Por eso me gustaba recluirme en casa, donde estaba a salvo de envidias y rencores. Las casas de mi familia eran grandes y destartaladas casas de labranza, con hondos zaguanes abovedados y con piso de piedra cruda por donde pasaban ruidosamente las caballerías hacia el corral, donde estaba la cuadra. En la penumbra de los desvanes se guardaba el grano, y extendidos sobre el suelo se conservaban calabazas, melones, camuesas, membrillos, de modo que aquellos lugares, con sus buenos aromas, estaban hechos como a propósito para acoger la soledad de un niño. Allí me sentía seguro, porque estaba en casa pero a la vez estaba a salvo de la familia y de los deberes familiares.
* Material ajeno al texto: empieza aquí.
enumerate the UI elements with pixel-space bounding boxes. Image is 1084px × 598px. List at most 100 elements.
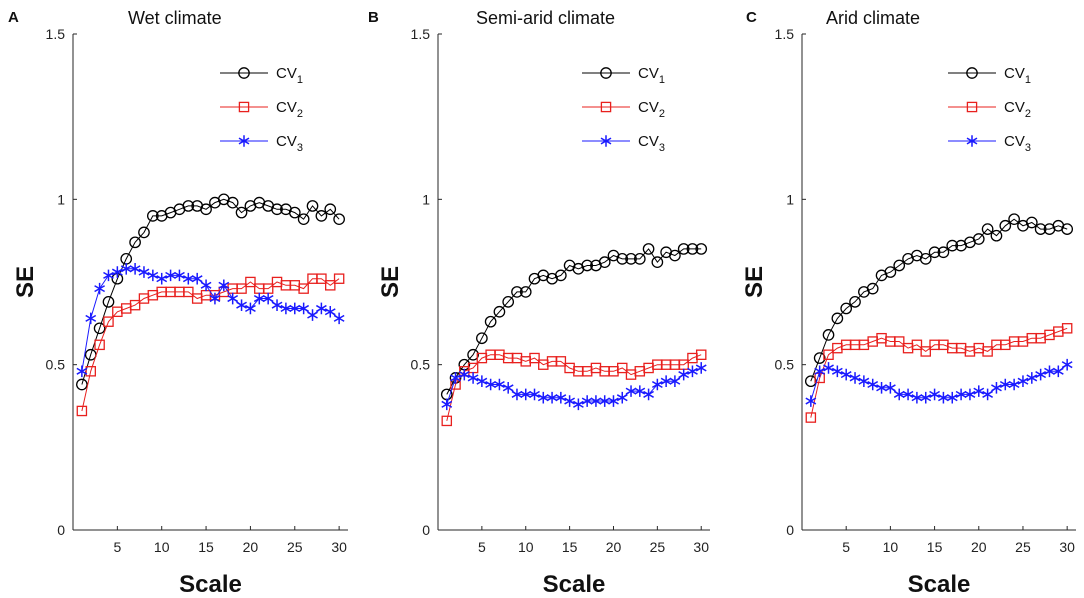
y-tick-label: 1 xyxy=(422,191,430,207)
data-point xyxy=(849,295,861,308)
legend-item-cv3: CV3 xyxy=(220,133,303,154)
data-point xyxy=(288,206,301,219)
data-point xyxy=(581,395,593,407)
data-point xyxy=(598,256,611,269)
data-point xyxy=(1061,323,1073,334)
data-point xyxy=(450,372,461,384)
chart-panel-c: 0 0.5 1 1.5 5 10 15 20 25 30 Scale SE C Arid climate C… xyxy=(741,8,1076,598)
x-tick-label: 20 xyxy=(971,539,987,555)
data-point xyxy=(147,269,159,282)
data-point xyxy=(813,352,826,364)
y-tick-label: 1.5 xyxy=(411,26,431,42)
legend-label: CV1 xyxy=(276,65,303,86)
legend-item-cv2: CV2 xyxy=(948,99,1031,120)
chart-panel-a: 0 0.5 1 1.5 5 10 15 20 25 30 Scale SE A Wet climate CV… xyxy=(8,8,348,598)
data-point xyxy=(253,292,265,305)
data-point xyxy=(999,219,1012,232)
data-point xyxy=(502,295,515,308)
data-point xyxy=(511,388,523,401)
data-point xyxy=(1061,358,1073,371)
data-point xyxy=(599,395,611,407)
data-point xyxy=(555,391,567,404)
data-point xyxy=(964,388,976,401)
legend-marker xyxy=(238,101,250,113)
data-point xyxy=(1025,216,1038,229)
data-point xyxy=(651,256,664,269)
data-point xyxy=(893,259,906,272)
data-point xyxy=(642,243,655,255)
x-tick-label: 5 xyxy=(113,539,121,555)
data-point xyxy=(85,312,97,325)
legend-item-cv3: CV3 xyxy=(582,133,665,154)
data-point xyxy=(805,412,817,423)
data-point xyxy=(333,213,345,226)
x-tick-label: 5 xyxy=(842,539,850,555)
data-point xyxy=(946,391,958,404)
x-axis-label: Scale xyxy=(179,571,242,598)
data-point xyxy=(687,365,698,378)
data-point xyxy=(616,253,629,265)
data-point xyxy=(235,206,248,219)
data-point xyxy=(467,372,479,384)
data-point xyxy=(297,213,310,226)
x-tick-label: 25 xyxy=(287,539,303,555)
data-point xyxy=(858,375,870,387)
legend-subscript: 1 xyxy=(659,74,665,86)
data-point xyxy=(982,346,993,357)
data-point xyxy=(625,253,637,265)
data-point xyxy=(695,243,708,255)
data-point xyxy=(920,346,931,357)
data-point xyxy=(831,365,843,378)
data-point xyxy=(884,266,897,278)
x-tick-label: 25 xyxy=(1015,539,1031,555)
x-tick-label: 30 xyxy=(1059,539,1075,555)
data-point xyxy=(511,286,523,298)
data-point xyxy=(625,385,637,397)
data-point xyxy=(1026,372,1038,384)
panel-letter: C xyxy=(746,9,757,26)
y-axis-label: SE xyxy=(12,266,39,298)
data-point xyxy=(76,365,88,378)
data-point xyxy=(129,262,141,275)
data-point xyxy=(76,378,88,391)
series-cv1 xyxy=(804,213,1074,388)
chart-title: Arid climate xyxy=(826,8,920,28)
series-cv2 xyxy=(805,323,1073,423)
data-point xyxy=(458,368,470,381)
data-point xyxy=(529,388,540,401)
data-point xyxy=(227,292,239,305)
legend-marker xyxy=(238,135,250,147)
legend-item-cv1: CV1 xyxy=(948,65,1031,86)
y-tick-label: 0 xyxy=(422,522,430,538)
data-point xyxy=(1035,368,1047,381)
data-point xyxy=(519,286,532,298)
data-point xyxy=(102,295,115,308)
legend-label: CV2 xyxy=(276,99,303,120)
series-cv3 xyxy=(441,362,707,411)
legend: CV1 CV2 CV3 xyxy=(220,65,303,154)
series-cv1 xyxy=(76,193,345,391)
data-point xyxy=(165,269,176,282)
legend-marker xyxy=(600,101,612,113)
data-point xyxy=(103,316,114,327)
chart-title: Semi-arid climate xyxy=(476,8,615,28)
legend-subscript: 1 xyxy=(297,74,303,86)
data-point xyxy=(814,365,826,378)
data-point xyxy=(306,200,319,212)
data-point xyxy=(289,302,301,315)
legend-subscript: 2 xyxy=(297,108,303,120)
legend-marker xyxy=(600,135,612,147)
data-point xyxy=(298,283,309,294)
y-tick-label: 0.5 xyxy=(775,357,795,373)
data-point xyxy=(991,382,1002,394)
legend-marker xyxy=(238,67,250,79)
data-point xyxy=(572,398,584,411)
y-tick-label: 0.5 xyxy=(411,357,431,373)
data-point xyxy=(280,302,292,315)
y-axis-label: SE xyxy=(741,266,768,298)
data-point xyxy=(695,362,707,374)
y-tick-label: 1.5 xyxy=(46,26,66,42)
data-point xyxy=(554,269,567,282)
data-point xyxy=(209,292,221,305)
data-point xyxy=(651,378,663,391)
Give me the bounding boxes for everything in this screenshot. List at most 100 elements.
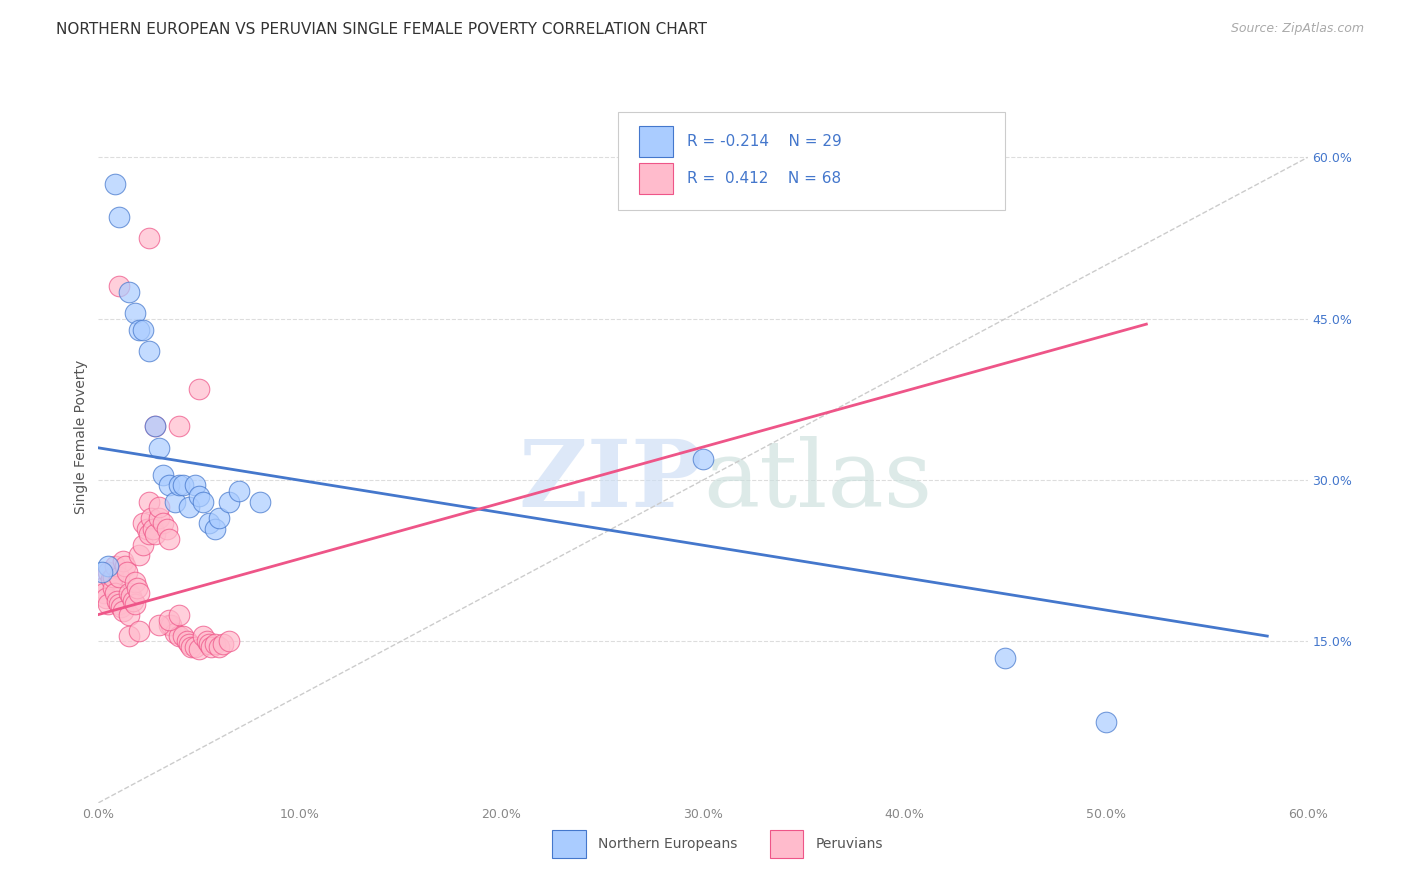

Doblemente seguro pues.
La ensoñación de un lugar secreto, de un refugio, siempre me ha subyugado. [...]
Y entretanto el lector, como los personajes en el seguro de una cueva o de un cerco de estacas, encuentra su refugio en el libro. Esconderte en un libro, en el cálido cubil de las palabras, eso es lo que has hecho tantas veces, como de niño en los desvanes.
Luis Landero El balcón en invierno. Barcelona: Tusquets, 2014, pàg. 222-223.